I don't feel like my world is flattened because I'm quicker to call a person a friend. 

I hope it's not seeming that I'm condemning or failing to appreciate the fact that here there is this other distinction. I can see that it could be very interesting in its own right. I'm just trying to think about whether I could go so far as to say that either I should be maintaining such a distinction too and lose something by not doing it, or whether in fact I already have such categories and just use different labels, and I do think on reflection that neither of those is true.

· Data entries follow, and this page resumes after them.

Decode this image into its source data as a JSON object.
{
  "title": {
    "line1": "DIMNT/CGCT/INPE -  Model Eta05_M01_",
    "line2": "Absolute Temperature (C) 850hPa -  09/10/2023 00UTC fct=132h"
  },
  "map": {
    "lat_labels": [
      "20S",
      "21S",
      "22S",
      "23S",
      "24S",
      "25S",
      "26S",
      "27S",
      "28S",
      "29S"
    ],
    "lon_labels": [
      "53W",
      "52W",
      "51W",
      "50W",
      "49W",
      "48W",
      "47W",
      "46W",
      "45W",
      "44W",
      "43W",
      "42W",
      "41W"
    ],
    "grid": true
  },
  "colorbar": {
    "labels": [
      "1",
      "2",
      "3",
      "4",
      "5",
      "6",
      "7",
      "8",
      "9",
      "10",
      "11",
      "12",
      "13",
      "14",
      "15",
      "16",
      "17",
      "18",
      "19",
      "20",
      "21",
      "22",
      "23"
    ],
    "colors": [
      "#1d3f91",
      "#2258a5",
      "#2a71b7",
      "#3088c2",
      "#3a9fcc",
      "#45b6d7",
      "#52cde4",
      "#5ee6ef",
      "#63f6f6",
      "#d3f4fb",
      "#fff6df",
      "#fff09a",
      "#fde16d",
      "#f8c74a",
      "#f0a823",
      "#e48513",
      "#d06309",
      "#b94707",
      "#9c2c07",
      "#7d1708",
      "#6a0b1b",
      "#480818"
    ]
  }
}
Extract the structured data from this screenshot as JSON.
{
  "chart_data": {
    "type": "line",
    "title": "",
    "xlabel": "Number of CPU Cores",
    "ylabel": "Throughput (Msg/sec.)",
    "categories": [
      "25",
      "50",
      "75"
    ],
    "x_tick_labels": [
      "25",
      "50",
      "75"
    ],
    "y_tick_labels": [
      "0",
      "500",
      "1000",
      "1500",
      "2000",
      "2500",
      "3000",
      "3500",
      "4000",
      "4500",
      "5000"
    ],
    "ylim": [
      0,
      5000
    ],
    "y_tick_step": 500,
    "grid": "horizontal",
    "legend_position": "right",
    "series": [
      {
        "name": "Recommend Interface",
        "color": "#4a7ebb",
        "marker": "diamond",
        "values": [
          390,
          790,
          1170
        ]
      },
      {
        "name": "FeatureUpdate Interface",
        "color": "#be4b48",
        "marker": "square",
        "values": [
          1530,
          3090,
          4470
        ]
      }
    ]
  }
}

I should say that in my German mother-in-law's case, the fact that she lived in Iran for twenty years complicates matters; she maintains an extra level of formality even way beyond what many other Germans do. (And some of my German friends mistakenly thought for years that she and I didn't get along because I was calling her Frau C... and Sie.)

But it's really not just her. In 1995, when we'd moved from the West Coast to the East one and my marriage was temporarily imploding (except I didn't know it was temporary at the time), I hadn't met hardly anyone and the closest people I knew were a German-French couple, and when I was talking to them about my situation and their friendship they said "Well, of course, we're not your friends, we're acquaintances." I reported this to the horrible therapist I saw once or twice and he was appalled, but in fact I wasn't because I thought, this is a European thing. This is so very different.

Anyway, that's my story for tonight. Good night, dear friends.